Na verdade, eu sempre quis ser diretor. Entrei na UFF com essa ideia na cabeça, mas sem uma câmera na mão e nem dinheiro no bolso. Virei roteirista por necessidade financeira. Precisava ganhar dinheiro para viver. Eu gosto e acho que sei contar histórias. Para mim e para os outros. Então, paralelamente ao meu trabalho como roteirista profissional, eu sempre dirigi. Fiz diversos curtas-metragens, vários deles premiados. Escrever pra cinema não é um processo literário, é um processo cinematográfico, diretamente ligado à linguagem - que é audiovisual e não literária -, mas também ao processo de produção, à filmagem, à logística de cenários, de exteriores e de interiores, de filmagens diurnas e noturnas, e, principalmente, ao custo disso tudo. Por outro lado, há uma particularidade da criação cinematográfica que parece uma questão semântica, mas é fundamental: o diretor não filma aquilo que está escrito, ele filma aquilo que ele lê. Já há uma recriação na leitura. Então, não são atividades díspares, são dialéticas. O Truffaut dizia que filmava contra o roteiro e montava contra a filmagem. É (espero que seja) uma blague, mas de certa forma define os limites de cada etapa do processo de criação audiovisual. São partes fundamentais e indissociáveis de um todo. Então, escrever me ajuda a dirigir melhor. E dirigir me ajuda a escrever melhor.
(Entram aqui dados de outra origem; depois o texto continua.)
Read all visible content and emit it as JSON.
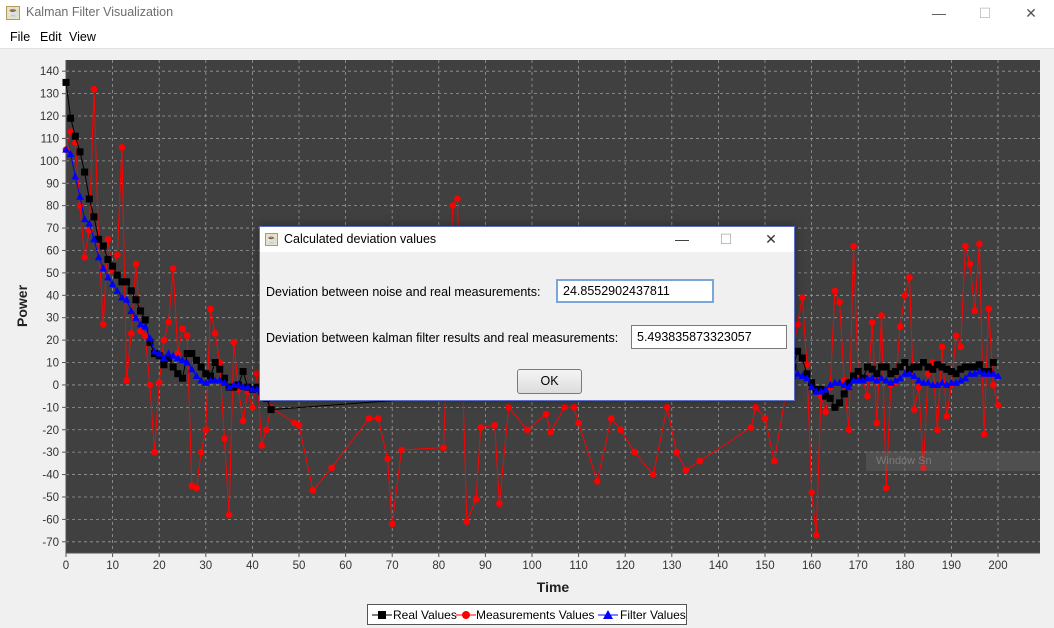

Tem mais algum filme chegando aí, ou séries ou novelas?

Fazer filmes leva muito tempo, lembrando que demorei onze anos pra conseguir tirar o DPPF do papel. Melhor dizendo: levantar os recursos necessários para fazer um filme é um longo processo que nem sempre ou quase nunca tem a ver com a qualidade do projeto. Eu tenho um novo projeto que acho bem legal, uma comédia dramática com romance e muita música. Se chama "BotaSoho". Vamos ver quanto tempo vou levar para fazer esse filme. Paralelamente, estou desenvolvendo com o ator Zé de Abreu um roteiro de longa-metragem sobre o mítico e desastrado Congresso da UNE de Ibiúna. É uma trama centrada nos jovens Zé Dirceu, Vladimir Palmeira e Eduardo Travassos, e claro, no próprio Zé de Abreu. Mas não vai ser um filme para setentões nostálgicos de 68, não. Vai ser um filme sobre e para a rapaziada. Para mudar um pouco de ares e sabores, escrevi um romance policial com humor (sempre) chamado "Noir Cafuçu". Estou negociando a publicação. Espero que não demore tanto como fazer um filme.